Un accident, un décès, et les deux conducteurs poursuivis. C’est un procès aussi long qu’atypique qui se déroulait ce mercredi matin au tribunal de Mamoudzou. A la barre, les deux hommes peinent à comprendre leur propre responsabilité. Et pourtant, ils les cumulent. Ce jour du 27 juin 2014, le premier est au volant de son camion, dans un embouteillage sur la rocade de Mamoudzou, au niveau du croisement de la rue du Commerce. Le second est en scooter, son épouse à l’arrière, et il dépasse la file de véhicules à l’arrêt. La responsabilité de ce dernier est limitée selon le procureur qui ne souhaite pas le voir condamné. Mais il dépassait à l’approche d’un terre-plein central, au niveau d’une ligne blanche interdisant le dépassement, et avec un passager, ce que ce type de véhicule ne permet pas. Mais comme il dit, « tout le monde le fait à Mayotte ».

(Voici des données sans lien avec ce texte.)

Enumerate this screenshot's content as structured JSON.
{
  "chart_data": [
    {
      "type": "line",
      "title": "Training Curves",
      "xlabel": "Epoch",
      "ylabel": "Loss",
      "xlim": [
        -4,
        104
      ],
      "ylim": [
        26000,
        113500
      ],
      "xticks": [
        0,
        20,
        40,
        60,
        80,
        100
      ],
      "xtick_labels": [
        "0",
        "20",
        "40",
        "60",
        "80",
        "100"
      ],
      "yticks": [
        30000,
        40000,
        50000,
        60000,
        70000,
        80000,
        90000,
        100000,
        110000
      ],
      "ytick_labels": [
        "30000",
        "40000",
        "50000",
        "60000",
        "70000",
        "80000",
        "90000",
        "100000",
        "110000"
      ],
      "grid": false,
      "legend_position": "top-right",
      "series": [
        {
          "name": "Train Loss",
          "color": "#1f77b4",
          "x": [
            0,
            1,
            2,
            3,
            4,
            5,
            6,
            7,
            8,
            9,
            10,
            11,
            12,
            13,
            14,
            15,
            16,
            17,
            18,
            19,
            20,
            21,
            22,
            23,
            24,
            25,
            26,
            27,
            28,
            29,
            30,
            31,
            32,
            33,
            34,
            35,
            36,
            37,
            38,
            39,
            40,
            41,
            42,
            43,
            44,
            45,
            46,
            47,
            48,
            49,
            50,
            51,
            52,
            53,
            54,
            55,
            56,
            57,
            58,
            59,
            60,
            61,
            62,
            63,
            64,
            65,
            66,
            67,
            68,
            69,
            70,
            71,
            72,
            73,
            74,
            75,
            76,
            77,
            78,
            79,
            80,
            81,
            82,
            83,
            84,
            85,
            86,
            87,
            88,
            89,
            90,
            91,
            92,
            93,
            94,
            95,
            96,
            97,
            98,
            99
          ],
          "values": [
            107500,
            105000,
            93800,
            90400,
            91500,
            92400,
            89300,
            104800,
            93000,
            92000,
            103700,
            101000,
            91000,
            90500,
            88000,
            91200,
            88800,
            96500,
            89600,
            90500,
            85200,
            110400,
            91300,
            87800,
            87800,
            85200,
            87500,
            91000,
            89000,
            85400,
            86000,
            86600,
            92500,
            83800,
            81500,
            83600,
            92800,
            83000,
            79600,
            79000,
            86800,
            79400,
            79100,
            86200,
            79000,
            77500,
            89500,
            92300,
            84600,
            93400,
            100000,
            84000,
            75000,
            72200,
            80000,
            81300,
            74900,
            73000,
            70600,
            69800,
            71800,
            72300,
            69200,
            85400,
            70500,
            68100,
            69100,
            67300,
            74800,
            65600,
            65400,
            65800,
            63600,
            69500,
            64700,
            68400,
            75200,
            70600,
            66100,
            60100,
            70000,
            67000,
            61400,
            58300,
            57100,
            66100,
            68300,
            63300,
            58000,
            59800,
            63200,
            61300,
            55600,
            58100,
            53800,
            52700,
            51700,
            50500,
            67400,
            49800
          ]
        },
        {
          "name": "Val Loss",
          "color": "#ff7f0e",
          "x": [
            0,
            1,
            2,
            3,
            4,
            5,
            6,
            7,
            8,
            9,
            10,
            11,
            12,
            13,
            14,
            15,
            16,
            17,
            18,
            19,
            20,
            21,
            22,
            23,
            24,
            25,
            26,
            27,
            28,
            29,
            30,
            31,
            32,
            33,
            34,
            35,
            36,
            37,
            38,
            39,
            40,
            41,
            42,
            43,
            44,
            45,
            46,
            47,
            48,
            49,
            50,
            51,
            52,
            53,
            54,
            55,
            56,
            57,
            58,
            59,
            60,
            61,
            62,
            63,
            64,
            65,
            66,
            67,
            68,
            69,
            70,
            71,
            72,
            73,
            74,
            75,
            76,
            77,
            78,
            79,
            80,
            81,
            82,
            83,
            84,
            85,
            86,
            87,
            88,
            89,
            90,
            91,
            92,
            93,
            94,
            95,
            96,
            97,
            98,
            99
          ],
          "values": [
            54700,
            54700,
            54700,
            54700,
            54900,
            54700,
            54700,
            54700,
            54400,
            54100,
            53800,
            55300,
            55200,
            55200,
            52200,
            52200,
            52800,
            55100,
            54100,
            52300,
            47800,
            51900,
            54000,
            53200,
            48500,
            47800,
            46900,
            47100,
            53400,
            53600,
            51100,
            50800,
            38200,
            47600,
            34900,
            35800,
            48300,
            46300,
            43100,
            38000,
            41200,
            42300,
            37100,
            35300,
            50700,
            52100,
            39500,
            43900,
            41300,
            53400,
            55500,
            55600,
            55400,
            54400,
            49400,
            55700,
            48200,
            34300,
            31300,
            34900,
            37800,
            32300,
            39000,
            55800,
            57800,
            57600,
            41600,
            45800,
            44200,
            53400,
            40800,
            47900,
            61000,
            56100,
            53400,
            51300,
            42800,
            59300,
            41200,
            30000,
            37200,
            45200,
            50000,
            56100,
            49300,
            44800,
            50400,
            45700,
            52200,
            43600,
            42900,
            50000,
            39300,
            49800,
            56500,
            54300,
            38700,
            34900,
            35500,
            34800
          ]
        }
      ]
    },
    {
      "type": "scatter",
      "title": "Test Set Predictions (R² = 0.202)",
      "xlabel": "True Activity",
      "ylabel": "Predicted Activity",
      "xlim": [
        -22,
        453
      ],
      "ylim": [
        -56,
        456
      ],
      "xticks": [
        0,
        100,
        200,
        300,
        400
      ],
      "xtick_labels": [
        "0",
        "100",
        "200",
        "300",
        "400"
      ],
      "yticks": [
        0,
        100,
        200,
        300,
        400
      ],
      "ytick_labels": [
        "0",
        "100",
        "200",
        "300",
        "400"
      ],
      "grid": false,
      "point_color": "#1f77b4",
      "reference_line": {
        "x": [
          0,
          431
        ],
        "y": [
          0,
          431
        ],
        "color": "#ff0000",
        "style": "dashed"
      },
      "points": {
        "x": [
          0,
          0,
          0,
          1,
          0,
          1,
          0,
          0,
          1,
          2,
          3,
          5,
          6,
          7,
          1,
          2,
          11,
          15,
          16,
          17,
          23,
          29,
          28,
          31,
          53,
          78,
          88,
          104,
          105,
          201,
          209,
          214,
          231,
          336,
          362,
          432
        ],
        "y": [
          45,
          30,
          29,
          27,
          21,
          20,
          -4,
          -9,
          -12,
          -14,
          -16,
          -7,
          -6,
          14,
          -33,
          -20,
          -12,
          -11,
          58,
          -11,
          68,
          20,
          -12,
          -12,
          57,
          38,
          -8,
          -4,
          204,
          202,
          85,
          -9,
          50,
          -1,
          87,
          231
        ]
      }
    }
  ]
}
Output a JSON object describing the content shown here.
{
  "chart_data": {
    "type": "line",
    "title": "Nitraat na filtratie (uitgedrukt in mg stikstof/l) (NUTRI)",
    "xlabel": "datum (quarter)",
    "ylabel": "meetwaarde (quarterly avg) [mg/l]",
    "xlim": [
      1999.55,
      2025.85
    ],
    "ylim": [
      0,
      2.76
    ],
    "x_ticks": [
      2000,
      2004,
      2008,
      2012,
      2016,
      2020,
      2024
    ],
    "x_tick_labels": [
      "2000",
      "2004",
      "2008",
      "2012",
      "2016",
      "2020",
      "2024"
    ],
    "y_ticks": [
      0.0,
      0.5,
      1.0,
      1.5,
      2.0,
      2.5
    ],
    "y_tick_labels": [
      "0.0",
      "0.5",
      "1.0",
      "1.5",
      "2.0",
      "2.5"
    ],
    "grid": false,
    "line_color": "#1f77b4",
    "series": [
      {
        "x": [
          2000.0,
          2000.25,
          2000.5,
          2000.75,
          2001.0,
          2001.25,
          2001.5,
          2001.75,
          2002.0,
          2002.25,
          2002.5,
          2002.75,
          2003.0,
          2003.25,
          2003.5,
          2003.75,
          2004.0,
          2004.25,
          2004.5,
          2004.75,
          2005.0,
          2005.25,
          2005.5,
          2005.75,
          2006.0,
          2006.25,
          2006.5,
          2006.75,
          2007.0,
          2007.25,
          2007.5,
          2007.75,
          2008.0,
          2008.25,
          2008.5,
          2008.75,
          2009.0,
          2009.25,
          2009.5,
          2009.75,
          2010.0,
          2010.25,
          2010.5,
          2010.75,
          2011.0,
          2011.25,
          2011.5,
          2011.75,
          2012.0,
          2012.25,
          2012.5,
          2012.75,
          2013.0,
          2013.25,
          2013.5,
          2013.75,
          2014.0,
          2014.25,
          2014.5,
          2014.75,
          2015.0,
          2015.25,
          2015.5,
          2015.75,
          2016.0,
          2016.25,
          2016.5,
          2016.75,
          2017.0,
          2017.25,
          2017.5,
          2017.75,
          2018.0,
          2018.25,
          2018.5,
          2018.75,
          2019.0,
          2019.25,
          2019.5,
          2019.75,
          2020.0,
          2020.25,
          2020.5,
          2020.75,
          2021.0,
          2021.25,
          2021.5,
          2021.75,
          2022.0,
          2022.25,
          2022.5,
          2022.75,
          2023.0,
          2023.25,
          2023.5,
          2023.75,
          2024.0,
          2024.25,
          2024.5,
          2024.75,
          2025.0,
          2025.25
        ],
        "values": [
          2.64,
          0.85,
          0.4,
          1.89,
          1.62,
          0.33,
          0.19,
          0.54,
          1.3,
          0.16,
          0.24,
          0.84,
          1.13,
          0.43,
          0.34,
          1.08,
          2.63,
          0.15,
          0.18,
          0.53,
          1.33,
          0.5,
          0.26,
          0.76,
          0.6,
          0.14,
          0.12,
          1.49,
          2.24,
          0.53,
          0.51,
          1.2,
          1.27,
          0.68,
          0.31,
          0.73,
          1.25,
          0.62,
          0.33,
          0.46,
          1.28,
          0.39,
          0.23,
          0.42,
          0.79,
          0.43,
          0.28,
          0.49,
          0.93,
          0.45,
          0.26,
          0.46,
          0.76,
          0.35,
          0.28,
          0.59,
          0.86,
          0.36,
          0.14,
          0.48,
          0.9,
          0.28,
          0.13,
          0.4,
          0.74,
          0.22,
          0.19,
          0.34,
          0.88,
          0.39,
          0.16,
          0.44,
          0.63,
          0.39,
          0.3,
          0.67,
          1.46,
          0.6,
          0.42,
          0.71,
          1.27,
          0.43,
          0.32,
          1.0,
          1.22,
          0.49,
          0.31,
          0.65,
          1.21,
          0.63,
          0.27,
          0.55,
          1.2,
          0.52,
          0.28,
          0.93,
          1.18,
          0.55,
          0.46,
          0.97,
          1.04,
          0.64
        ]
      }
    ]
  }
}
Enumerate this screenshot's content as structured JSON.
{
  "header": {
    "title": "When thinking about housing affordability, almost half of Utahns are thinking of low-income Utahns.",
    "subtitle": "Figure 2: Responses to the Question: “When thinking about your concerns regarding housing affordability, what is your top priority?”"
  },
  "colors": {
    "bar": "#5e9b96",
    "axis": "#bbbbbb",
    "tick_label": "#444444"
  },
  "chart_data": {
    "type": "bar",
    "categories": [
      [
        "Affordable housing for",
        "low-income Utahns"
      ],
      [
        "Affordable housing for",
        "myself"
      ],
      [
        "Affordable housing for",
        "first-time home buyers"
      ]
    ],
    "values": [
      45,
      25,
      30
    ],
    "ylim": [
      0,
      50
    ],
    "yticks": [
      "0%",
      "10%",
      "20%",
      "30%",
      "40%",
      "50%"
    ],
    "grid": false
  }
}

L’autre « n’avait pas le droit d’être sur la route » tempête le représentant du ministère public Tanguy Courroye. Entrepreneur, il avait 11 jours plus tôt déclaré la cessation de son activité, et résilié l’assurance de son camion. Il était pourtant en route vers Doujani pour y livrer une cargaison de gravats à bord de son camion-benne. Une mission que malgré l’accident, il mènera à bien, laissant la victime sur la chaussée, ce qui lui a valu un temps d’être mis en examen pour délit de fuite.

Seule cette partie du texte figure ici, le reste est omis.